The prayer flags are magical to watch, especially en masse. Their spiritual vibrations have been described as extending to fill all of space, just as a drop of water can permeate the ocean. They are used to promote peace, compassion, strength, and wisdom and bring benefit to all.
The flags are created in five colours which represent the five elements:
- Blue: space
- White: air
- Red: fire
- Green: water
- Yellow: earth
The colours on the prayer flags appear in a specific order. When displayed horizontally, some sources say the blue flag should be on the left, others yellow. From what I’ve read, either way honours their intent.
The five elements embodied in the prayer flags are essential to Tibetan cosmology. They are seen as the fundamental building blocks of our physical bodies and of the environment, and represent particular energetic qualities. These basic energies also correspond to the Five Pure Lights, the Five Buddha Families and the Five Wisdoms.

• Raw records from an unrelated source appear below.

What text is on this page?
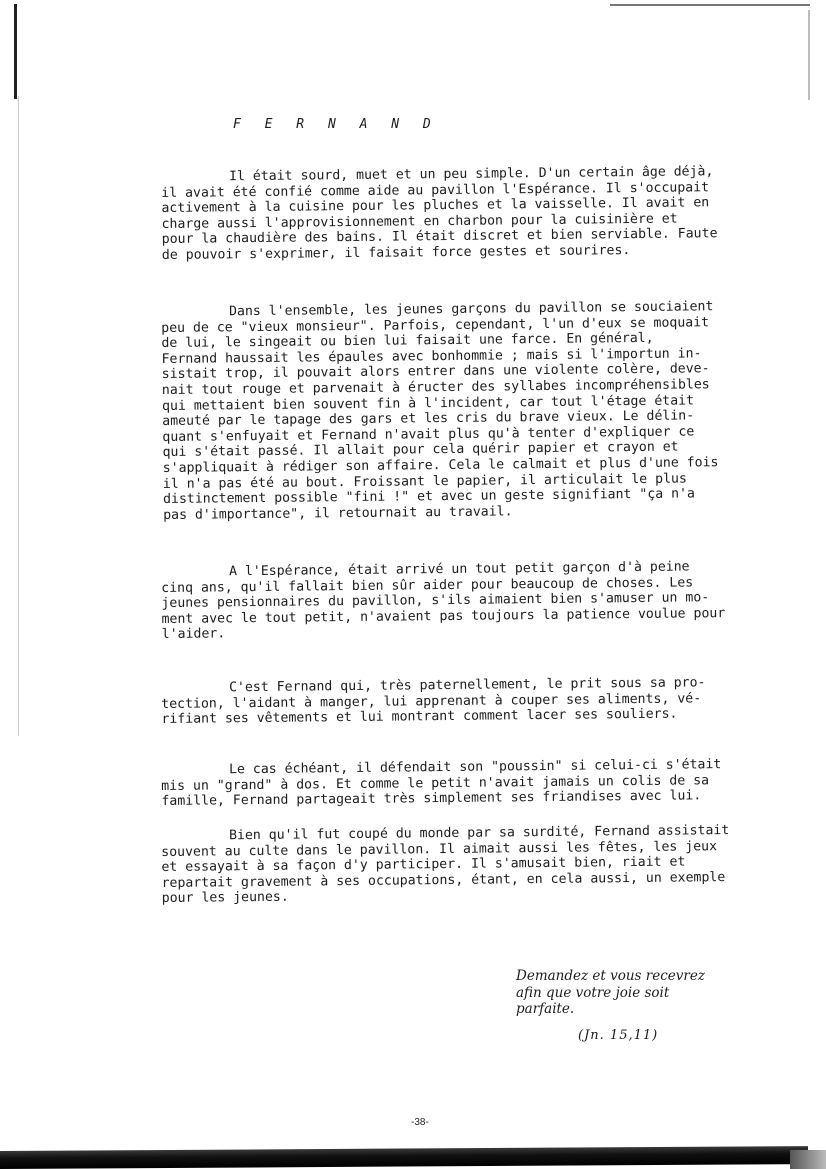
F E R N A N D

Il était sourd, muet et un peu simple. D'un certain âge déjà,
il avait été confié comme aide au pavillon l'Espérance. Il s'occupait
activement à la cuisine pour les pluches et la vaisselle. Il avait en
charge aussi l'approvisionnement en charbon pour la cuisinière et
pour la chaudière des bains. Il était discret et bien serviable. Faute
de pouvoir s'exprimer, il faisait force gestes et sourires.

Dans l'ensemble, les jeunes garçons du pavillon se souciaient
peu de ce "vieux monsieur". Parfois, cependant, l'un d'eux se moquait
de lui, le singeait ou bien lui faisait une farce. En général,
Fernand haussait les épaules avec bonhommie ; mais si l'importun in-
sistait trop, il pouvait alors entrer dans une violente colère, deve-
nait tout rouge et parvenait à éructer des syllabes incompréhensibles
qui mettaient bien souvent fin à l'incident, car tout l'étage était
ameuté par le tapage des gars et les cris du brave vieux. Le délin-
quant s'enfuyait et Fernand n'avait plus qu'à tenter d'expliquer ce
qui s'était passé. Il allait pour cela quérir papier et crayon et
s'appliquait à rédiger son affaire. Cela le calmait et plus d'une fois
il n'a pas été au bout. Froissant le papier, il articulait le plus
distinctement possible "fini !" et avec un geste signifiant "ça n'a
pas d'importance", il retournait au travail.

A l'Espérance, était arrivé un tout petit garçon d'à peine
cinq ans, qu'il fallait bien sûr aider pour beaucoup de choses. Les
jeunes pensionnaires du pavillon, s'ils aimaient bien s'amuser un mo-
ment avec le tout petit, n'avaient pas toujours la patience voulue pour
l'aider.

C'est Fernand qui, très paternellement, le prit sous sa pro-
tection, l'aidant à manger, lui apprenant à couper ses aliments, vé-
rifiant ses vêtements et lui montrant comment lacer ses souliers.

Le cas échéant, il défendait son "poussin" si celui-ci s'était
mis un "grand" à dos. Et comme le petit n'avait jamais un colis de sa
famille, Fernand partageait très simplement ses friandises avec lui.

Bien qu'il fut coupé du monde par sa surdité, Fernand assistait
souvent au culte dans le pavillon. Il aimait aussi les fêtes, les jeux
et essayait à sa façon d'y participer. Il s'amusait bien, riait et
repartait gravement à ses occupations, étant, en cela aussi, un exemple
pour les jeunes.

Demandez et vous recevrez
afin que votre joie soit
parfaite.
(Jn. 15,11)
-38-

According to Eastern medicine, including in Tibet, health and harmony are produced through the balance of the five elements. Like Wu Xing and Prakrti, the elements are interconnected and interdependent.
Prayer flags have become popular in the west. They represent another way to bring the five elements, and more, into our lives. Tibetan traditions consider prayer flags to be holy – they entreat us to treat them with respect.